8 décembre 2008

Inde-États-Unis-Pakistan (4)

Les médias dominants se délectent de lieux communs, construits pour provoquer une peur réflexe : "talibans, islamistes, djihadistes... terrorisme". A partir de la même dépêche d'agence, qui contient des informations souvent contradictoires, ils tissent un récit cohérent, trop cohérent pour être honnête. Mais le plus souvent, ils se contentent de réaliser un un simple copier-coller du contenu accompagné d'un titre et/ou d'une image choc [1].

Un autre lieu commun est l'expression "zones tribales" ("un repaire pour des groupes de talibans et combattants du réseau islamiste Al-Qaïda") pour désigner une région que le Pakistan contrôle mal.


Environ 250 combattants ont attaqué deux dépôts de l'Otan près de Peshawar au Pakistan le 7 décembre 2008
Source : RFI


La dépêche AFP titre "Pakistan : 200 talibans attaquent un terminal d'approvisionnement de l'Otan", puis indique "Les insurgés armés, présentés comme étant des talibans" sans préciser qui présentent "les insurgés armés" "comme étant des talibans". En l'espèce, il s'agit de combattants contre l'occupation de l'Afghanistan par des troupes de l'OTAN sous commandement américain.

On apprend par la même occasion combien les troupes de l'OTAN sont dépendantes de l'armée pakistanaise pour assurer la sécurité des convois qui transitent par son territoire vers l'Afghanistan. Nul doute que cela a un coût politique qui fait l'objet des tractations en cours entre l'amiral Michael Mullen, chef d'état-major interarmées américain, et les dirigeants de l'Inde et du Pakistan [2].

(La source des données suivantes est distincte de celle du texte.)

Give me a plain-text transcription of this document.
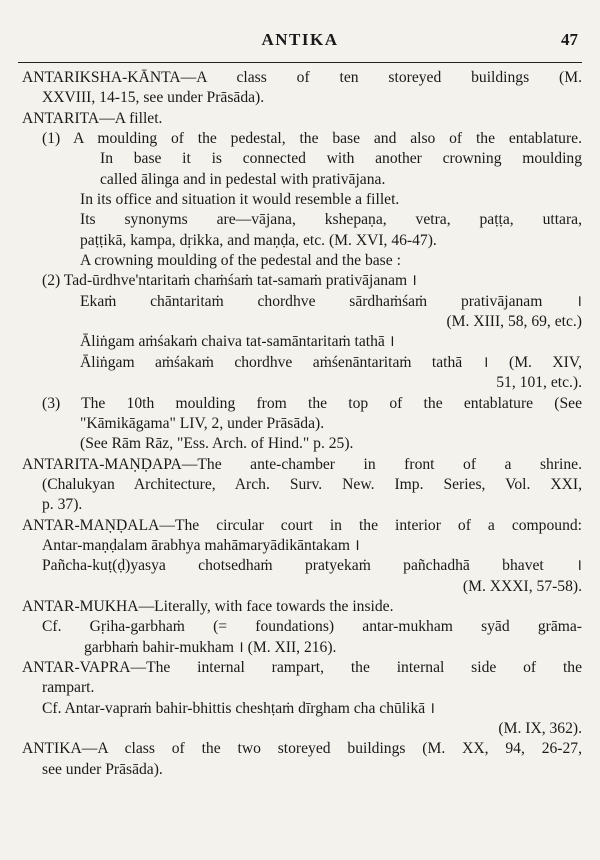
ANTIKA	47
ANTARIKSHA-KĀNTA—A class of ten storeyed buildings (M.
XXVIII, 14-15, see under Prāsāda).
ANTARITA—A fillet.
(1) A moulding of the pedestal, the base and also of the entablature.
In base it is connected with another crowning moulding
called ālinga and in pedestal with prativājana.
In its office and situation it would resemble a fillet.
Its synonyms are—vājana, kshepaṇa, vetra, paṭṭa, uttara,
paṭṭikā, kampa, dṛikka, and maṇḍa, etc. (M. XVI, 46-47).
A crowning moulding of the pedestal and the base :
(2) Tad-ūrdhve'ntaritaṁ chaṁśaṁ tat-samaṁ prativājanam ।
Ekaṁ chāntaritaṁ chordhve sārdhaṁśaṁ prativājanam ।
(M. XIII, 58, 69, etc.)
Āliṅgam aṁśakaṁ chaiva tat-samāntaritaṁ tathā ।
Āliṅgam aṁśakaṁ chordhve aṁśenāntaritaṁ tathā । (M. XIV,
51, 101, etc.).
(3) The 10th moulding from the top of the entablature (See
"Kāmikāgama" LIV, 2, under Prāsāda).
(See Rām Rāz, "Ess. Arch. of Hind." p. 25).
ANTARITA-MAṆḌAPA—The ante-chamber in front of a shrine.
(Chalukyan Architecture, Arch. Surv. New. Imp. Series, Vol. XXI,
p. 37).
ANTAR-MAṆḌALA—The circular court in the interior of a compound:
Antar-maṇḍalam ārabhya mahāmaryādikāntakam ।
Pañcha-kuṭ(ḍ)yasya chotsedhaṁ pratyekaṁ pañchadhā bhavet ।
(M. XXXI, 57-58).
ANTAR-MUKHA—Literally, with face towards the inside.
Cf. Gṛiha-garbhaṁ (= foundations) antar-mukham syād grāma-
garbhaṁ bahir-mukham । (M. XII, 216).
ANTAR-VAPRA—The internal rampart, the internal side of the
rampart.
Cf. Antar-vapraṁ bahir-bhittis cheshṭaṁ dīrgham cha chūlikā ।
(M. IX, 362).
ANTIKA—A class of the two storeyed buildings (M. XX, 94, 26-27,
see under Prāsāda).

Des activistes du parti nationaliste Akali Dal criant des slogans anti-pakistanais à New Delhi le 7 décembre 2008
Source : AFP


Non seulement le parti religieux Akali Dal, mais aussi le parti nationaliste BJP allié au parti d'extrême-doite Shiv Sena et le gouvernement lui-même attisent la haine contre les Pakistanais et contre les musulmans. De plus, Barack Obama a reconnu "le droit d'un pays attaqué à se défendre" [3]. Ces pressions sur les autorités pakistanaises font parti du "grand jeu" des États-Unis pour gagner la guerre en Afghanistan au risque de déstabiliser cette région [4].


[1] Exemple :
AFP - Yahoo! Actualités.
20 minutes.
Le Monde.

Il est facile de réaliser ce travail comparatif grâce à un agrégateur de flux RSS. A défaut, on peut comparer les dépêches d'agences de presse (AP, Reuters, AFP) publiées par Yahoo! Actualités et les articles publiés par les médias dominants via Alvinet Actualité.
[2] Un blog de Libération met en perspective cet événement :
75% du ravitaillement des 70.000 militaires occidentaux présents en Afghanistan passent par le Pakistan. Les containers et le matériel militaire débarquent à Karachi puis prennent la route vers le nord. Il n'existe que deux axes : au sud via la ville de Quetta vers Kandahar - une zone très dangereuse. Vers le nord, via Peshawar puis le col de Khyber (35 kilomètres de route de montagne, qu'il ne faut traverser que de jour et sous bonne garde). Avant cette dernière étape, les camions de ravitaillement, la plupart du temps affretés par des compagnies privées - s'arrête dans la base logistique Al-Faisal.

Cette attaque témoigne de la volonté des insurgés (talibans, djihadistes ou islamistes) de s'en prendre à la logistique de l'opération militaire occidentale. En terme militaire, il s'agit d'une très bonne stratégie (couper le ravitaillement) contre laquelle la coalition risque fort de se trouver désarmée puisqu'elle ne peut pas intervenir sur le territoire pakistanais.

Si la route du Pakistan devient de plus en plus dangereuse, quelles seraient les autres solutions : l'Iran est évidemment impossible. Outre la voie aérienne, horriblement couteuse, reste celle du nord, par les ex-républiques soviétiques. Donc au final, avec l'accord de la Russie - qu'il faudra alors ménager.

Afghanistan : les insurgés s'en prennent aux convois de ravitaillement au Pakistan, Secret Défense.

[3] AFP - Yahoo! Actualités.
[4] Les troupes de l'OTAN sous commandement américain font la guerre en Afghanistan sous le couvert du FIAS - Force internationale d’assistance à la sécurité, qui légitime les crimes de guerre contre la population civile en parlant de simples "bavures" ou "dégâts collatéraux".